L’économie algérienne tombe dans l’escarcelle française par Orascom interposé.
Et le pouvoir algérien, qui n’a même pas été consulté, n’y pourra rien !
Le récent « démenti » du PDG d’Orascom est à prendre, en effet, comme un « mensonge diplomatique. »
Quant au dernier démenti désespéré, mardi dernier, du porte-parole du gouvernement Abderrachid Boukerzaza, selon laquelle « Djezzy ne sera pas vendue à France Telecom », ressemble bien à un aveu d’impuissance.

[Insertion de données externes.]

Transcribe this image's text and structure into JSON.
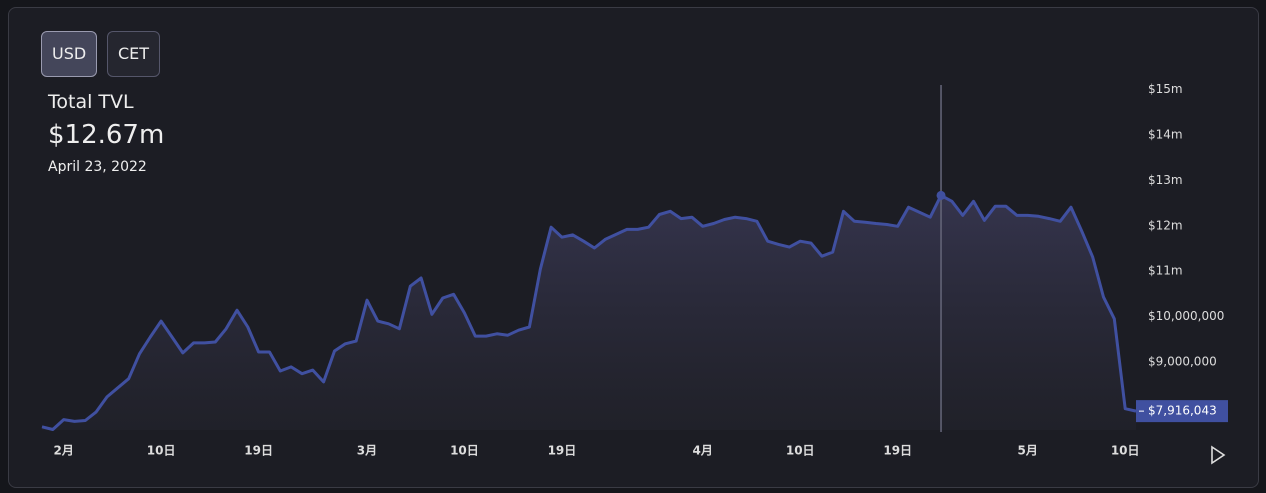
{
  "buttons": [
    "USD",
    "CET"
  ],
  "chart_data": {
    "type": "area",
    "title": "Total TVL",
    "headline": "$12.67m",
    "subtitle": "April 23, 2022",
    "color": "#4050a0",
    "cursor_x": "04-23",
    "last_value_label": "$7,916,043",
    "x": [
      "01-30",
      "01-31",
      "02-01",
      "02-02",
      "02-03",
      "02-04",
      "02-05",
      "02-06",
      "02-07",
      "02-08",
      "02-09",
      "02-10",
      "02-11",
      "02-12",
      "02-13",
      "02-14",
      "02-15",
      "02-16",
      "02-17",
      "02-18",
      "02-19",
      "02-20",
      "02-21",
      "02-22",
      "02-23",
      "02-24",
      "02-25",
      "02-26",
      "02-27",
      "02-28",
      "03-01",
      "03-02",
      "03-03",
      "03-04",
      "03-05",
      "03-06",
      "03-07",
      "03-08",
      "03-09",
      "03-10",
      "03-11",
      "03-12",
      "03-13",
      "03-14",
      "03-15",
      "03-16",
      "03-17",
      "03-18",
      "03-19",
      "03-20",
      "03-21",
      "03-22",
      "03-23",
      "03-24",
      "03-25",
      "03-26",
      "03-27",
      "03-28",
      "03-29",
      "03-30",
      "03-31",
      "04-01",
      "04-02",
      "04-03",
      "04-04",
      "04-05",
      "04-06",
      "04-07",
      "04-08",
      "04-09",
      "04-10",
      "04-11",
      "04-12",
      "04-13",
      "04-14",
      "04-15",
      "04-16",
      "04-17",
      "04-18",
      "04-19",
      "04-20",
      "04-21",
      "04-22",
      "04-23",
      "04-24",
      "04-25",
      "04-26",
      "04-27",
      "04-28",
      "04-29",
      "04-30",
      "05-01",
      "05-02",
      "05-03",
      "05-04",
      "05-05",
      "05-06",
      "05-07",
      "05-08",
      "05-09",
      "05-10",
      "05-11"
    ],
    "values": [
      7570000,
      7510000,
      7730000,
      7690000,
      7710000,
      7900000,
      8230000,
      8430000,
      8630000,
      9180000,
      9550000,
      9900000,
      9550000,
      9200000,
      9420000,
      9420000,
      9440000,
      9730000,
      10140000,
      9770000,
      9220000,
      9220000,
      8800000,
      8890000,
      8740000,
      8820000,
      8560000,
      9240000,
      9400000,
      9460000,
      10360000,
      9900000,
      9840000,
      9730000,
      10670000,
      10850000,
      10050000,
      10410000,
      10490000,
      10080000,
      9570000,
      9570000,
      9620000,
      9590000,
      9700000,
      9770000,
      11040000,
      11970000,
      11750000,
      11800000,
      11660000,
      11510000,
      11700000,
      11810000,
      11920000,
      11920000,
      11970000,
      12250000,
      12320000,
      12160000,
      12190000,
      11990000,
      12050000,
      12140000,
      12190000,
      12160000,
      12100000,
      11660000,
      11590000,
      11530000,
      11660000,
      11620000,
      11330000,
      11420000,
      12320000,
      12100000,
      12080000,
      12050000,
      12030000,
      11990000,
      12410000,
      12300000,
      12190000,
      12670000,
      12540000,
      12230000,
      12540000,
      12120000,
      12430000,
      12430000,
      12230000,
      12230000,
      12210000,
      12160000,
      12100000,
      12410000,
      11880000,
      11310000,
      10430000,
      9950000,
      7970000,
      7916043
    ],
    "xlim": [
      "01-30",
      "05-11"
    ],
    "xticks": [
      {
        "value": "02-01",
        "label": "2月"
      },
      {
        "value": "02-10",
        "label": "10日"
      },
      {
        "value": "02-19",
        "label": "19日"
      },
      {
        "value": "03-01",
        "label": "3月"
      },
      {
        "value": "03-10",
        "label": "10日"
      },
      {
        "value": "03-19",
        "label": "19日"
      },
      {
        "value": "04-01",
        "label": "4月"
      },
      {
        "value": "04-10",
        "label": "10日"
      },
      {
        "value": "04-19",
        "label": "19日"
      },
      {
        "value": "05-01",
        "label": "5月"
      },
      {
        "value": "05-10",
        "label": "10日"
      }
    ],
    "ylim": [
      7500000,
      15500000
    ],
    "yticks": [
      {
        "value": 9000000,
        "label": "$9,000,000"
      },
      {
        "value": 10000000,
        "label": "$10,000,000"
      },
      {
        "value": 11000000,
        "label": "$11m"
      },
      {
        "value": 12000000,
        "label": "$12m"
      },
      {
        "value": 13000000,
        "label": "$13m"
      },
      {
        "value": 14000000,
        "label": "$14m"
      },
      {
        "value": 15000000,
        "label": "$15m"
      }
    ]
  }
}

Le ministre n’avance aucune garantie, sauf celle-là : « Nous avons eu des assurances d’Orascom qu’il ne vendra pas son entreprise. » Que signifie « avoir des assurances » dans le monde du business ? Rien. En revanche, sur le terrain, tout semble bien ficelé.
Le quotidien économique français La Tribune, proche des grands décideurs, et qui se trompe rarement, vient d’affirmer que France Telecom devrait conclure l’opération de rachat de la filiale algérienne d’Orascom avant la fin 2008. Ce journal rappelle que ce sont les responsables d’Orascom eux-mêmes qui auraient approché France Telecom en 2007 pour réaliser la vente.
En effet, le quotidien français Libération avait donné, il y a quelques jours, d’autres détails concernant ce sujet. Selon le quotidien, l’égyptien ne cache pas ses intentions d’aller à la conquête des télécoms français. Il envisage d’ailleurs de soutenir Iliad-Free dans la course pour la quatrième licence de téléphonie mobile en France et s’est porté candidat au rachat éventuel de Bouygues Telecom.

Le plan Sarkozy

En fait, cette cession d’actifs à des groupes français au nez et à la barbe de l’Etat algérien est jugée d’autant plus inacceptable par les décideurs algériens (surtout du clan opposé au cercle présidentiel) qu’elle donne un coup de pouce au « plan Sarkozy.
Or, depuis un an, depuis l’affaire GDF-Sonatrach et le feuilleton CPA, une sourde rivalité oppose Alger et Paris autour de ce fameux « plan Sarkozy ».
Les décideurs algériens savaient, en effet, que l’Elysée veut déloger les Américains du marché des hydrocarbures et s’emparer de parcelles importantes dans l’économie algérienne. Ils savaient aussi que Sarkozy compte profiter de la faiblesse géopolitique de Bouteflika pour y arriver à travers, dans une première phase, l’idée d’association GDF-Sonatrach et du rachat de la plus grande banque d’Algérie, le Crédit populaire algérien (CPA), proposée à la cession aux étrangers. Un bloc de 51% du capital devait être cédé à un partenaire stratégique unique, l'Etat algérien conservant une participation de 49%. Sur les six banques étrangères candidates au rachat, quatre sont françaises !.
Pour les décideurs algériens, l’association entre Gaz de France (GDF) et Sonatrach, n’avait d’autre but que d’encapsuler la Sonatrach. L’idée est, en effet, apparue en pleine campagne électorale présidentielle française, et cela n’est pas un hasard! La presse française a souvent évoqué les liens « étroits » entre le PDG de Gaz de France et Chakib Khellil.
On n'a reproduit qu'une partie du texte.